A New Vision for Theological Education: Reconnecting Our Culture with God’s Love

Dr. Jay SmithYellowstone Theological Institute is the embodiment of a unique vision for theological education. At a time when historic seminaries are folding, and “on-line” learning has become the fallback method for generating tuition dollars, YTI is pioneering a different approach to theological education. In a modern culture of education, which values expediency and factory-like efficiency above all else, YTI has chosen the road less traveled.

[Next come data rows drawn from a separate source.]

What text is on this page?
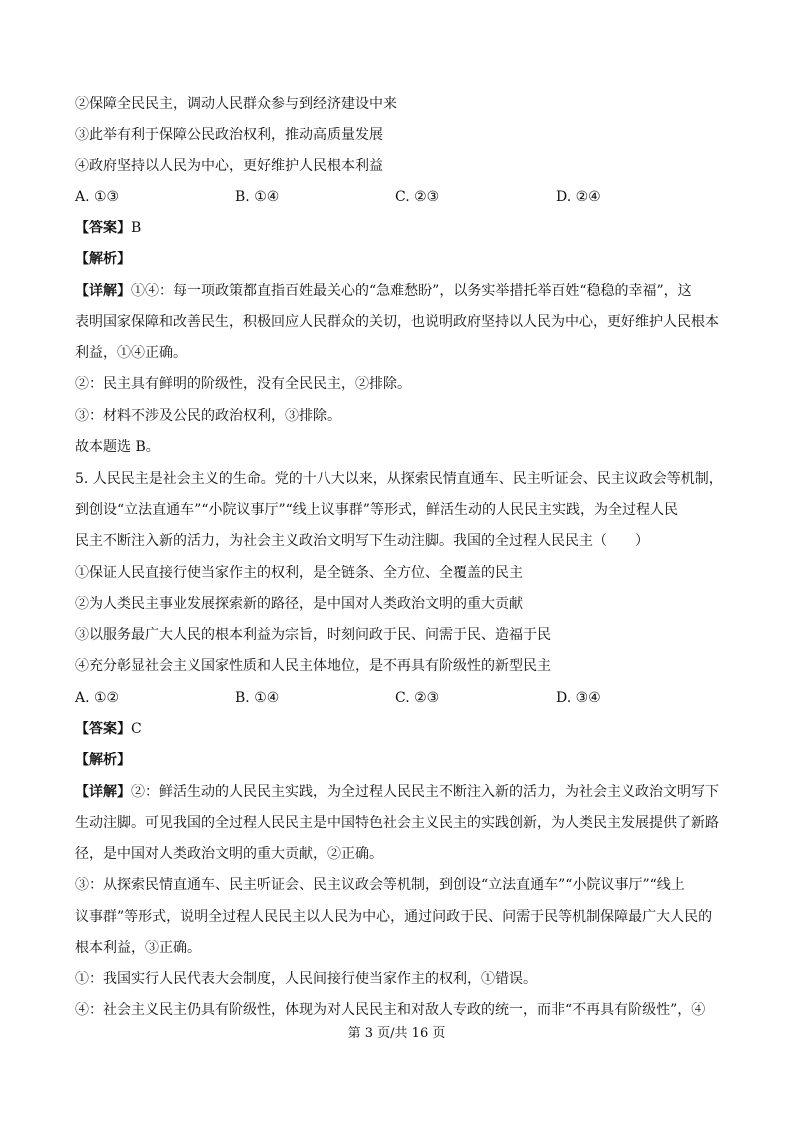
②保障全民民主，调动人民群众参与到经济建设中来
③此举有利于保障公民政治权利，推动高质量发展
④政府坚持以人民为中心，更好维护人民根本利益
A. ①③	B. ①④	C. ②③	D. ②④
【答案】B
【解析】
【详解】①④：每一项政策都直指百姓最关心的“急难愁盼”，以务实举措托举百姓“稳稳的幸福”，这
表明国家保障和改善民生，积极回应人民群众的关切，也说明政府坚持以人民为中心，更好维护人民根本
利益，①④正确。
②：民主具有鲜明的阶级性，没有全民民主，②排除。
③：材料不涉及公民的政治权利，③排除。
故本题选 B。
5. 人民民主是社会主义的生命。党的十八大以来，从探索民情直通车、民主听证会、民主议政会等机制，
到创设“立法直通车”“小院议事厅”“线上议事群”等形式，鲜活生动的人民民主实践，为全过程人民
民主不断注入新的活力，为社会主义政治文明写下生动注脚。我国的全过程人民民主（　　）
①保证人民直接行使当家作主的权利，是全链条、全方位、全覆盖的民主
②为人类民主事业发展探索新的路径，是中国对人类政治文明的重大贡献
③以服务最广大人民的根本利益为宗旨，时刻问政于民、问需于民、造福于民
④充分彰显社会主义国家性质和人民主体地位，是不再具有阶级性的新型民主
A. ①②	B. ①④	C. ②③	D. ③④
【答案】C
【解析】
【详解】②：鲜活生动的人民民主实践，为全过程人民民主不断注入新的活力，为社会主义政治文明写下
生动注脚。可见我国的全过程人民民主是中国特色社会主义民主的实践创新，为人类民主发展提供了新路
径，是中国对人类政治文明的重大贡献，②正确。
③：从探索民情直通车、民主听证会、民主议政会等机制，到创设“立法直通车”“小院议事厅”“线上
议事群”等形式，说明全过程人民民主以人民为中心，通过问政于民、问需于民等机制保障最广大人民的
根本利益，③正确。
①：我国实行人民代表大会制度，人民间接行使当家作主的权利，①错误。
④：社会主义民主仍具有阶级性，体现为对人民民主和对敌人专政的统一，而非“不再具有阶级性”，④
第 3 页/共 16 页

YTI identifies three problems with theological education today: minimal face-to-face interaction with professors, excessive tuition costs, and a failure to engage the broad spectrum of human experience on both theoretical and practical levels. This is where YTI is changing the playing field. YTI maximizes student-professor engagement, where the learning environment is not limited to the classroom, but is also found at the coffee shop, athletic field, concert hall and living room. YTI partners with many donors to keep tuition costs low, and, makes sure that qualified students are given a place to thrive. Finally, the YTI context is a place where students are constantly engaging not only church history, theology, culture and biblical studies, but are putting that knowledge to use on a daily basis with practical application.

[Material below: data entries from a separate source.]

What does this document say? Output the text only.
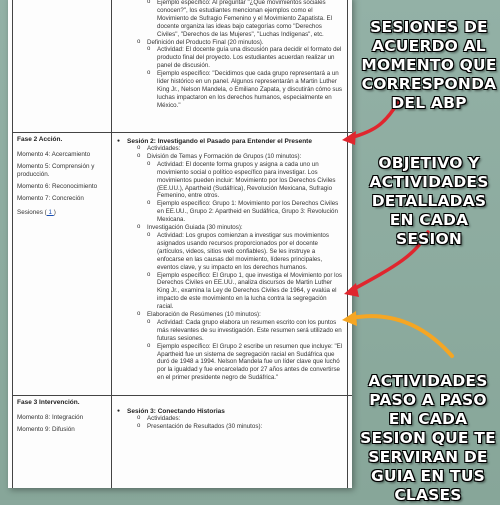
o Ejemplo específico: Al preguntar "¿Qué movimientos sociales conocen?", los estudiantes mencionan ejemplos como el Movimiento de Sufragio Femenino y el Movimiento Zapatista. El docente organiza las ideas bajo categorías como "Derechos Civiles", "Derechos de las Mujeres", "Luchas Indígenas", etc.
o Definición del Producto Final (20 minutos).
o Actividad: El docente guía una discusión para decidir el formato del producto final del proyecto. Los estudiantes acuerdan realizar un panel de discusión.
o Ejemplo específico: "Decidimos que cada grupo representará a un líder histórico en un panel. Algunos representarán a Martin Luther King Jr., Nelson Mandela, o Emiliano Zapata, y discutirán cómo sus luchas impactaron en los derechos humanos, especialmente en México."
Fase 2 Acción.
Momento 4: Acercamiento
Momento 5: Comprensión y producción.
Momento 6: Reconocimiento
Momento 7: Concreción
Sesiones ( 1 )
● Sesión 2: Investigando el Pasado para Entender el Presente
o Actividades:
o División de Temas y Formación de Grupos (10 minutos):
o Actividad: El docente forma grupos y asigna a cada uno un movimiento social o político específico para investigar. Los movimientos pueden incluir: Movimiento por los Derechos Civiles (EE.UU.), Apartheid (Sudáfrica), Revolución Mexicana, Sufragio Femenino, entre otros.
o Ejemplo específico: Grupo 1: Movimiento por los Derechos Civiles en EE.UU., Grupo 2: Apartheid en Sudáfrica, Grupo 3: Revolución Mexicana.
o Investigación Guiada (30 minutos):
o Actividad: Los grupos comienzan a investigar sus movimientos asignados usando recursos proporcionados por el docente (artículos, videos, sitios web confiables). Se les instruye a enfocarse en las causas del movimiento, líderes principales, eventos clave, y su impacto en los derechos humanos.
o Ejemplo específico: El Grupo 1, que investiga el Movimiento por los Derechos Civiles en EE.UU., analiza discursos de Martin Luther King Jr., examina la Ley de Derechos Civiles de 1964, y evalúa el impacto de este movimiento en la lucha contra la segregación racial.
o Elaboración de Resúmenes (10 minutos):
o Actividad: Cada grupo elabora un resumen escrito con los puntos más relevantes de su investigación. Este resumen será utilizado en futuras sesiones.
o Ejemplo específico: El Grupo 2 escribe un resumen que incluye: "El Apartheid fue un sistema de segregación racial en Sudáfrica que duró de 1948 a 1994. Nelson Mandela fue un líder clave que luchó por la igualdad y fue encarcelado por 27 años antes de convertirse en el primer presidente negro de Sudáfrica."
Fase 3 Intervención.
Momento 8: Integración
Momento 9: Difusión
● Sesión 3: Conectando Historias
o Actividades:
o Presentación de Resultados (30 minutos):
SESIONES DE ACUERDO AL MOMENTO QUE CORRESPONDA DEL ABP
OBJETIVO Y ACTIVIDADES DETALLADAS EN CADA SESION
ACTIVIDADES PASO A PASO EN CADA SESION QUE TE SERVIRAN DE GUIA EN TUS CLASES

YTI claims to be “the place where faith meets adventure and the arts.” The claim is preposterous to some, but extraordinary to many, many more. We see it as a promise which accurately describes our institutional convictions and educational aim. The Christian faith and ministry are both art and adventure. The grand failure of theological education, and even secular education, is its failure to realize and embrace the comprehensive nature of human existence. God, birth, work, art, relationships, children, adventure, death, and love are bound together in existence. Humans who are connected to and filled with the spirit of God feel compelled to lead others to an understanding of the pervasiveness of the divine in all aspects of life, and thus to a wholeness of existence. I know this sounds a bit audacious and even perhaps high-handed, but the time for mincing words has come to an end: to be a fulfilled human being is to be a person of reason and faith; a person who loves unconditionally; a person who is connected to the rest of creation, and indeed, is a creator; this is a person who knows God.

Part of the classroom experience at YTI is not in a building. The YTI campus is being developed on 80 acres of prime Gallatin Valley land, but only a small portion of this land is dedicated to classroom and administration buildings. In additional development are fine arts studios, an orchard, community gardens, athletic fields, play areas, walking trails, ponds, an outdoor amphitheater, a retreat center, and even a planned performing arts center. The YTI campus will be a place for all of the Bozeman community to enjoy.

YTI is committed to training the next generation of men and women for ministry in this changing world. We have the facilities, the property, the Spirit and a new vision. Our students are immersed in biblical, theological, cultural and practical studies, with consistent real-world application. Our faculty members are committed teachers and scholars, guiding our students through ancient texts, and real-life ministry situations.

There are many fine seminary and divinity schools today that equip young men and women for ministry, but YTI has gone “off-road” and is changing the way theological education is pursued. What is the difference? YTI makes theological education richer, deeper, and more meaningful for our students, and for the people they serve. YTI is where the future begins.

Dr. Jay Smith (Ph.D. Trinity College, University of Bristol) is President and Bridger Professor of Theology & Ethics at Yellowstone Theological Institute. He has taught at Howard Payne University, Baylor University, and the United States Naval Academy, and is the co-author with Stanley Grenz of The Pocket Dictionary of Ethics (IVP 2003) and Created for Community Revised Edition (Baker Academic 2015). Jay loves to hike, compose music and write about Jesus. He roots for the Baylor Bears and Howard Payne Yellowjackets.